GERMANY – The government has cheered the results of a new study showing that in mid-2004, around 60% of German salaried employees owned some type of corporate pension.
“The results show occupational pensions in Germany have turned out to be a success story,” the German social affairs ministry said.
“Following our improvement of the legal environment in 2001, the second pillar has overcome its stagnation and is currently on a stable growth track,” it added.
At the end of 2001, the government enacted the so-called Riester pension reforms, which gave German salaried employees the legal right to participate in a defined-contribution scheme.
The reforms also provided subsidies for second- and third-pillar pensions.
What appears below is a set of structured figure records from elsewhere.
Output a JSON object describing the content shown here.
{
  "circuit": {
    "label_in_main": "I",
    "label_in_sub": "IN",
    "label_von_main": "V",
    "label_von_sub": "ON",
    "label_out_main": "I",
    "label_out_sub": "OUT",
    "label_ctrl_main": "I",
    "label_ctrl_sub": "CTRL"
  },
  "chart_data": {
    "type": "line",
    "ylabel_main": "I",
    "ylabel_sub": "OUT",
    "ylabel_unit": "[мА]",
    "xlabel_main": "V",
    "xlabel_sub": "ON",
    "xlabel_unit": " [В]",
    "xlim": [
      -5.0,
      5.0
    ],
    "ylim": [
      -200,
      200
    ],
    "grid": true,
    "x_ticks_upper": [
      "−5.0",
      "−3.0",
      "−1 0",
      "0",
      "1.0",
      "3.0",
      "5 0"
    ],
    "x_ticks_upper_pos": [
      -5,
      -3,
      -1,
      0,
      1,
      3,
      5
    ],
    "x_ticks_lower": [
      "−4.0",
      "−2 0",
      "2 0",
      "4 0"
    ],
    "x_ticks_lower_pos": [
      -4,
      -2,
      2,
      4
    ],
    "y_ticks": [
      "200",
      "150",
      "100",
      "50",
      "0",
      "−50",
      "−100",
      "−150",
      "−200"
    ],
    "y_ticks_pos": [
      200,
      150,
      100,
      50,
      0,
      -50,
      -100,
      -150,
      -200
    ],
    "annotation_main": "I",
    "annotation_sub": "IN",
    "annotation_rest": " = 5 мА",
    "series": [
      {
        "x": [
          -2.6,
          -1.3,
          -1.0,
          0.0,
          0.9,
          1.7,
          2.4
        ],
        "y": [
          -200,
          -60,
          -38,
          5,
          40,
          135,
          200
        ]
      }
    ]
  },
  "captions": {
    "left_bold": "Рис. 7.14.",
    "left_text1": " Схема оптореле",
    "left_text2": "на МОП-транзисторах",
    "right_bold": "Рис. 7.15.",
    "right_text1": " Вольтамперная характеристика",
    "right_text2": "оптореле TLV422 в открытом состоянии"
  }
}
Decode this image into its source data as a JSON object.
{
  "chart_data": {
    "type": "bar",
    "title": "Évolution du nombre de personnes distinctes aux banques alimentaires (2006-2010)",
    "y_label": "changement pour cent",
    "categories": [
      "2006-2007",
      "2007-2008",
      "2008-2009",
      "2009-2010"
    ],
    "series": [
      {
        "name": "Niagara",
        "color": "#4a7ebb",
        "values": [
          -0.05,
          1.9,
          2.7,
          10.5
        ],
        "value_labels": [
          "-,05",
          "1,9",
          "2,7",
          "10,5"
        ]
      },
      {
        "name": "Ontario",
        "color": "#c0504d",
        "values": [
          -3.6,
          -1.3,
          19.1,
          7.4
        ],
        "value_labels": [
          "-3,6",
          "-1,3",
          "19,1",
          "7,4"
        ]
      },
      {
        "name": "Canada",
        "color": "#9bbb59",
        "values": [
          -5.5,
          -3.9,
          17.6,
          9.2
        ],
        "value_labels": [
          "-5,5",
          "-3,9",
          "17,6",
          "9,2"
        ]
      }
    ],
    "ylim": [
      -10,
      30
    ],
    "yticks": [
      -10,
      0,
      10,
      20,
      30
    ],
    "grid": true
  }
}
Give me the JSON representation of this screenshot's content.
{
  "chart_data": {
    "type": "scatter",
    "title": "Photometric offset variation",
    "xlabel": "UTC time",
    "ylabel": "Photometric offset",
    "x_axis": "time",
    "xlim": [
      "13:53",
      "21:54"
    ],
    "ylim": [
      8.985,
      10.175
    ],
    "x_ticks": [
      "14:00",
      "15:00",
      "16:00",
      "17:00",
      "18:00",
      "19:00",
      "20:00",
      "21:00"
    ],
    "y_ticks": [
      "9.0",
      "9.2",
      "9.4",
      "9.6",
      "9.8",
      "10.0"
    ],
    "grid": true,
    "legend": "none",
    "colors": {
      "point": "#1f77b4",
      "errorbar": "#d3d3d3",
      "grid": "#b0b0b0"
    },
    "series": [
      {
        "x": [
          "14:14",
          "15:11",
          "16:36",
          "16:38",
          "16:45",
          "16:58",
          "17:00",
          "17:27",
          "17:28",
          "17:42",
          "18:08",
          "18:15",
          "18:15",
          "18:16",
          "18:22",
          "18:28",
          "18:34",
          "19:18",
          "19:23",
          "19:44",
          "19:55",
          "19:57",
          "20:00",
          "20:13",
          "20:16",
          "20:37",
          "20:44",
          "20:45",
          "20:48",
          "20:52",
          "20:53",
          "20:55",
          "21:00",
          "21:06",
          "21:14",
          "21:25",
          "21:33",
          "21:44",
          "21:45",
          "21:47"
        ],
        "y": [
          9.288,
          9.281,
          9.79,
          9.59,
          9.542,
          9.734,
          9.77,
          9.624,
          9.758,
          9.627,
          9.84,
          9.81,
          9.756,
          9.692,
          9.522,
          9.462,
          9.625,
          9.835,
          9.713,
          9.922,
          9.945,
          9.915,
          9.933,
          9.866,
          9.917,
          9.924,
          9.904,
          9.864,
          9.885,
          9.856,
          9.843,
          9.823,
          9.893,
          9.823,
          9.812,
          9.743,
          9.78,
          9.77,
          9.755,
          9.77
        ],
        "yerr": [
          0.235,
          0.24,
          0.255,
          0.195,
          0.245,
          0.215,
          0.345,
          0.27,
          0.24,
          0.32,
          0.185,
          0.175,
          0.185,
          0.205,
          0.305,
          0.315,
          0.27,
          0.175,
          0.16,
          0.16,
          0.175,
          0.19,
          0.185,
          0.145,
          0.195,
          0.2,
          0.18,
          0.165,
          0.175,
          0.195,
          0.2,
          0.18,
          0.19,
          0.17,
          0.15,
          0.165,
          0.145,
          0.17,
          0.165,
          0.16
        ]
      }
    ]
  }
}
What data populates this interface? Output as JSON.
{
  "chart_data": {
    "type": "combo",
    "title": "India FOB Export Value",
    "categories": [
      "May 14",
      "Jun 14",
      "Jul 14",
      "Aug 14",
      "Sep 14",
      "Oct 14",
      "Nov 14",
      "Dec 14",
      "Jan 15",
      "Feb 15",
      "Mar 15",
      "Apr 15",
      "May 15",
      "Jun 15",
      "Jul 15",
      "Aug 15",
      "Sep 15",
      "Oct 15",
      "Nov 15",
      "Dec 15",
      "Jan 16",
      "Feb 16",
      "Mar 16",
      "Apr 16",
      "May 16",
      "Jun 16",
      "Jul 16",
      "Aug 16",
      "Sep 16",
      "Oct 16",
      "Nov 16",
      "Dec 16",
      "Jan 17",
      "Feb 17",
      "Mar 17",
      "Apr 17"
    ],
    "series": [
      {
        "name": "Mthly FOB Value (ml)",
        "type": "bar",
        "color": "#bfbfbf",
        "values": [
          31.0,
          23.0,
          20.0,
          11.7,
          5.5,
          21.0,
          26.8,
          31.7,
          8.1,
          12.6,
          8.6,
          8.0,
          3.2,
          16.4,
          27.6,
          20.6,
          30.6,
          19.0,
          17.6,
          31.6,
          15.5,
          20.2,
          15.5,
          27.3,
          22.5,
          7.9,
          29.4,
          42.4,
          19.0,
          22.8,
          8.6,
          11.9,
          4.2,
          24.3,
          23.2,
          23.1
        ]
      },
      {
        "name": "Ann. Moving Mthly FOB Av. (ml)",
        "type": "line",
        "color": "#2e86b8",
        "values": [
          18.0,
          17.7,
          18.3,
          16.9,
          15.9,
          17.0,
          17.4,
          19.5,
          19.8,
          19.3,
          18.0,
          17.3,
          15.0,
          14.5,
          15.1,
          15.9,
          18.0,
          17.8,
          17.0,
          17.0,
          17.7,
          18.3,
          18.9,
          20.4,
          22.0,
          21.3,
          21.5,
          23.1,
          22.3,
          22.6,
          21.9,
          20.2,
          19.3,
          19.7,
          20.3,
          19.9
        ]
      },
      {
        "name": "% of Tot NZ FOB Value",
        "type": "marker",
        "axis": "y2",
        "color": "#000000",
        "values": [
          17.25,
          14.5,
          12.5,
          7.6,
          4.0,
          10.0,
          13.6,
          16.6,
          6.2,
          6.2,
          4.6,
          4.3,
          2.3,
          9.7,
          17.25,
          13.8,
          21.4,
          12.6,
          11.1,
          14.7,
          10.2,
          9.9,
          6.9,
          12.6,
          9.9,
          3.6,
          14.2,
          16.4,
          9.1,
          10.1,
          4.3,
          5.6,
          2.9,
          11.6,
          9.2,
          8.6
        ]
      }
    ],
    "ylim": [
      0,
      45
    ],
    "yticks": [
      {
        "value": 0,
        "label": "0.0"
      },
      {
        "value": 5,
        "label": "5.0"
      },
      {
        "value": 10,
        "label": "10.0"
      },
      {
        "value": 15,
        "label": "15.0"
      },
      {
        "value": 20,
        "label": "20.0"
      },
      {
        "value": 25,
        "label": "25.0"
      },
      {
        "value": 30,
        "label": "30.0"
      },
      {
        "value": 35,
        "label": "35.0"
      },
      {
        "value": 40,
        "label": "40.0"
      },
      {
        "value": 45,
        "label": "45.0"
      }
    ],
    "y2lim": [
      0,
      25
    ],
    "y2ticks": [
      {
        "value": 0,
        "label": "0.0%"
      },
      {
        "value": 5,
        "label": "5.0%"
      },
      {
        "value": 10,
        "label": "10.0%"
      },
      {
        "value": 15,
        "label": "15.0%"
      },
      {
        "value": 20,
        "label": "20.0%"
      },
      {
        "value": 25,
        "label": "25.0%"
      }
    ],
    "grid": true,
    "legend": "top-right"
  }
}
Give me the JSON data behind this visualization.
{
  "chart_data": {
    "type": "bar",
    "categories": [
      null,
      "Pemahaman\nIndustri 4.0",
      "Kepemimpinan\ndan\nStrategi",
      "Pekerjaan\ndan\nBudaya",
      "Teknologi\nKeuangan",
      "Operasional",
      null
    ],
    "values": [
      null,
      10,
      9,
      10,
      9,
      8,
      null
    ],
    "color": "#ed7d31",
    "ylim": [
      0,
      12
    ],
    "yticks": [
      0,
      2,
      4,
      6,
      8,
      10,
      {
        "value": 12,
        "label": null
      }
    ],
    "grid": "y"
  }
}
Expressed in number of persons, the study said that on June 30 2004, 15.7m employees owned a corporate pension, including 10.3m in the private sector and 5.4m in the public sector.
The study was conducted on behalf of the social affairs ministry by the research firm TNS Infratest Sozialforschung.
The study further said that at the end of March, 4.4m people had signed up for subsidised third-pillar pensions known as the Riester-Rente.
In view of the study’s findings, the ministry hinted that making pension saving of any kind mandatory was not currently on the cards. “What all this means is that government has gotten much closer to its aim of promoting second- and third-pillar pensions on a voluntary basis.”
Indeed, senior officials from the emerging Conservative-Social Democrat government yesterday ruled out mandatory pension saving.
Several pension experts like Professor Bert Rürup have called for the measure on the corporate level, arguing that employees – in particular lower-salaried ones – are not doing enough to compensate for the shrinking first pillar.
Separately, officials from the new government also agreed yesterday that in 2006, the state pension benefit – drawn by 20 million people – would be frozen for the third consecutive time.